Kemal Kılıçdaroğlu, Enis Berberoğlu’nun tutuklanmasının ardından “artık yeter” diyerek Ankara’dan İstanbul’a yürümeye karar verdi. İnsanın aklına bu eylemi duyunca ilk gelen şey, “günaydın” demek oluyor. Oluyor ama dememekte fayda var.
Enis Berberoğlu’nun tutuklanmasının arka planında süren MİT TIR'ları davasını da bir kenara bırakmak lazım. Halkın oyuyla seçilen vekillerin, o yasama döneminde tutuklanmasına ilke olarak karşı durmamız gerekiyor. Suç işlerken yakalanması ve yüz kızartıcı suç işlemesi gibi durumlar dışında. Bu, tüm vekilleri kapsayan bir prensip olarak benimsenmeli. Vekillikleri düşürülen ve cezaevinde olan HDP’li vekillerin, Enis Berberoğlu’nun, yasama dönemi boyunca dokunulmazlıklarına dokunulmamalı. Oysa, milletvekilliklerine dokunma sürecinde, “terör destekçisi görünme” korkusuyla CHP de başat rol oynadı. “Anayasaya aykırı ama evet” diyerek, milletvekillerinin dokunulmazlığının kaldırılmasından yana tutum aldılar.
Bugün CHP’lilerin de itiraf ettiği gibi, CHP böylece bindiği dalı kesmiş oldu.
Kılıçdaroğlu, “Adaletsizliğin olduğu bir ülkede yaşamak istemiyorum” demiş Ankara yürüyüşü sırasında. Bravo. Türkiye’nin yakın dönem bütün militarist politikalarının ortağı olarak, her türden sınır ötesi tezkereyi gündeme getiren hükümetten daha ateşli bir şekilde savunarak, Selahattin Demirtaş tutuklandığından beri tavana bakıp ıslık çalarak adaletin olmadığı bir ülkede yaşanabiliyordu…
Şimdi, aslolan, İstanbul yürüyüşünden önceki tutumların eleştirisi değil, bu yürüyüşün değerlendirilmesidir. Bu yürüyüşe, yürüyüş 1. Adalet, adaletten yoksun kalan tüm kesimleri kapsadığı, 2. “Mustafa Kemal’in askerleriyiz” gibi milliyetçi sloganlarla yürüyüş manipüle edilmesine izin verilmediği, 3. Kutuplaştırmacı değil tüm kesimlerin ortak adalet duygusuna hitap ettiği, 4. Sadece Enis Berberoğlu için değil tüm tutuklu milletvekillerinin özgürlüğünü savunduğu ölçüde veya savunmasını sağlamak için katılmak, yürüyüşün CHP’nin gövde gösterisi değil adalet isteyen herkesin yürüyüşü hâline gelmesini sağlamak gerekir. Adaletin yanı sıra, ekmeği de talep etmek çok önemli.

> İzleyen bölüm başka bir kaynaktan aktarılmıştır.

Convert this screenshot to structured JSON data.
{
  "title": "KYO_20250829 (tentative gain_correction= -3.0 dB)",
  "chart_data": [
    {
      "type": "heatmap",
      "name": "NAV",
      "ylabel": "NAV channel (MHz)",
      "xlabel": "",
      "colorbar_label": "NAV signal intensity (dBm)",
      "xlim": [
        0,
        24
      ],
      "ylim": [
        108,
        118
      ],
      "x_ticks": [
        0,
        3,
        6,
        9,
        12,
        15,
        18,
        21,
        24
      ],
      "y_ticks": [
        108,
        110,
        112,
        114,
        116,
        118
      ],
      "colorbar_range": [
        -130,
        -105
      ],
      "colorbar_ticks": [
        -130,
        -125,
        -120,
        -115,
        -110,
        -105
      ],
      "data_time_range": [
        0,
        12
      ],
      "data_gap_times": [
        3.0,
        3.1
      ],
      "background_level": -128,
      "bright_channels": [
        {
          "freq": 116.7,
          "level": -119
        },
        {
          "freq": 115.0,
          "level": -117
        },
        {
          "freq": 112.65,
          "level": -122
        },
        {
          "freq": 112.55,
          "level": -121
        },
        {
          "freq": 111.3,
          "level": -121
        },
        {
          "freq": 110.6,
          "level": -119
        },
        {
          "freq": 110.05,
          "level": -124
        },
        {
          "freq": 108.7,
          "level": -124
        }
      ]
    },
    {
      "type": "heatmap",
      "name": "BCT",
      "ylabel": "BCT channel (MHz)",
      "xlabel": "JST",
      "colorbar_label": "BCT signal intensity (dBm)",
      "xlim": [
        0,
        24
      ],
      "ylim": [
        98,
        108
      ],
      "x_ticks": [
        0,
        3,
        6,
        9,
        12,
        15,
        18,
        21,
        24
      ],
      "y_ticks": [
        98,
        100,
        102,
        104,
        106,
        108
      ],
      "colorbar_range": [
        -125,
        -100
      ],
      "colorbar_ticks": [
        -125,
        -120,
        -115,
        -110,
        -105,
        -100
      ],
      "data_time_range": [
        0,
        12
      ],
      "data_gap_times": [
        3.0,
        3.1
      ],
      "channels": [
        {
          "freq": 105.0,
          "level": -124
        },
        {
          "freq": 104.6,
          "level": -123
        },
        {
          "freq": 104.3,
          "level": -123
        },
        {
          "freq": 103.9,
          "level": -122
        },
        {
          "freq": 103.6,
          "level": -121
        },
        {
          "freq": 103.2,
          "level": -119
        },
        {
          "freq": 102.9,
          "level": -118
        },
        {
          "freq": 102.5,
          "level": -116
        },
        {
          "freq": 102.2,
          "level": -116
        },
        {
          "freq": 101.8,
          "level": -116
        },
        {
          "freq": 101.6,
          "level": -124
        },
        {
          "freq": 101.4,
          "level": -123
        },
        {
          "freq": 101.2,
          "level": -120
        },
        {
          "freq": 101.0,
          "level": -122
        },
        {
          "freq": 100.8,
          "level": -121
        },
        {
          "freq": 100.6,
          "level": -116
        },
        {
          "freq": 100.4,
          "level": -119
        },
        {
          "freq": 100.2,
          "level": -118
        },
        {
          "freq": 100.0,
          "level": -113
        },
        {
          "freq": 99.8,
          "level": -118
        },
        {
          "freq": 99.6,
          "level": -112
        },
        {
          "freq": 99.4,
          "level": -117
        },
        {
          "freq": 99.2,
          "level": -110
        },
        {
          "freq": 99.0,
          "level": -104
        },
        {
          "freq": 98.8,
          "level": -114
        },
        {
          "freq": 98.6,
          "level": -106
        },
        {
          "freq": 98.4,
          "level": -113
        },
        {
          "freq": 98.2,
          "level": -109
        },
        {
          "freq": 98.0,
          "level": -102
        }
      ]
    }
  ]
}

Yürüyüş daha birinci gününde faşistlerin tehdidiyle karşılaştı. Faşist tehdide karşı adalet için demokratik yürüyüş hakkının yanında tutum almalıyız.
CHP liderliğinin iki temel handikapı var: Birincisi, sağcı olması. Adalet yürüyüşü sağcı sloganlarla sürdürülüp, büyük bir İstanbul mitingiyle kazasız, belasız, hareket çok da büyümeden sonlandırılmak istenecektir. İkincisi ise, son günlerde giderek moda hâline getirilen “kontrollü darbe” söyleminin yürüyüşün politik omurgasını oluşturma ihtimali. Darbe sonrası OHAL koşullarından yola çıkıp, filmi tersinden oynatıp darbenin kontrollü olduğunu iddia etmek, 15 Temmuz darbesini sulandıran, sağcı, darbecilere cesaret veren ve yürüyüşe hakim eğilim olduğu ölçüde yürüyüşü de sulandıracak olan bir politikadır. 15 Temmuz gününün karanlık noktaları var ve devletin, hükümetin bu karanlık noktaları aydınlatması için çabalamak bir şey, bir darbe koalisyonunun görülmemiş şiddette giriştiği darbeyi bir tiyatroya benzetmek bambaşka bir şey. Yürüyüşün politik olarak işlevsizleşmesinden kaçınılacaksa, darbeye amasız fakatsız karşı çıkmak çok önemli.